SOPHIE: Critique de l'album SOPHIE | Fourche

Il est tentant d'imaginer le séquençage comme une bizarrerie de la tradition, avec une section d'ouverture composée principalement de ruminations de science-fiction bruyantes et orales pour dissiper de manière préventive toute inquiétude liée au syndrome du « deuxième album difficile ». Pourtant, il est également structuré dans le mix standard de musique dance « big night out », avec un début ambiant, un échauffement pop vocal, un centre techno profond et drogué et un envoi heureux. Sophie pouvait séquencer dans tous les sens du terme, mais SOPHIE se sent préprogrammé.

C'est un sentiment renforcé par le regroupement de différents morceaux réalisés avec les mêmes collaborateurs. C'est peut-être une façon de souligner sa croyance en eux ; c'est peut-être comme un défilé, quand un créateur envoie toutes les robes jaunes ensemble. D’une manière ou d’une autre, cela les met en concurrence. Prenez le groupe de collaborations BC Kingdom de la deuxième face. Chacun adopte le genre de base d’orgue syncopée qui est un élément constitutif de la dance-pop depuis au moins « Show Me Love ». « Reason Why » est la version trap-pop, « Live In My Truth » résonne avec l'audace R&B du début des années 2000, et « Why Lies » apporte un rythme freestyle à la fête.

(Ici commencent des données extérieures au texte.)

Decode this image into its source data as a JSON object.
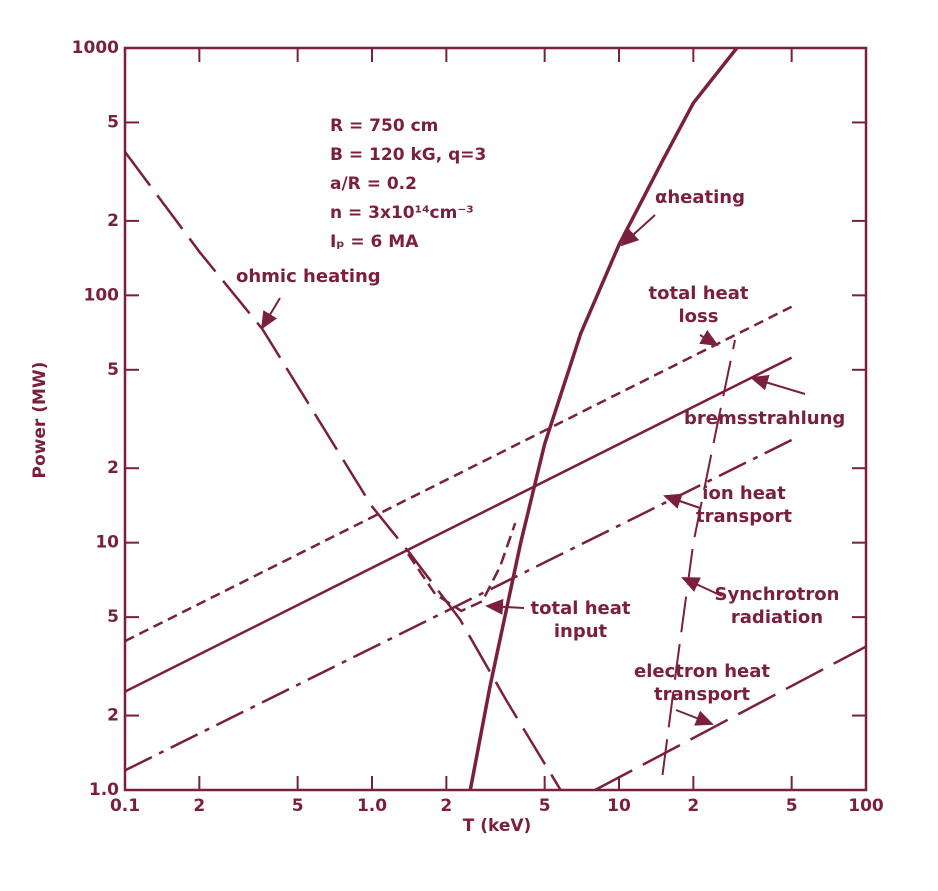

Alignés en rangée, vous avez en quelque sorte envie d'en retirer un de la scène avec un gros crochet. « Live In My Truth » n'est que des aphorismes festifs et, écoutez : les enjeux de la célébration sont trop souvent la vie ou la mort pour les personnes queer, et en particulier trans. Parfois, nous avons des monuments époustouflants à la résilience et à la joie sur un morceau comme « Immaterial ». Ici, c'est juste une main qui lève une tasse Solo. Mais la joie de vivre enrobée de bonbons de « Why Lies » est indéniable, avec des paroles comme « S'il te plaît, garde le drame pour ta maman/Et ton papa/Et ta grand-mère » qui sont si stupides qu'il suffit de chanter. Quant à la réplique scintillante, bien que lente, de « Reason Why » et de Kim Petras « gagner de l'argent comme un DJ », pas tellement.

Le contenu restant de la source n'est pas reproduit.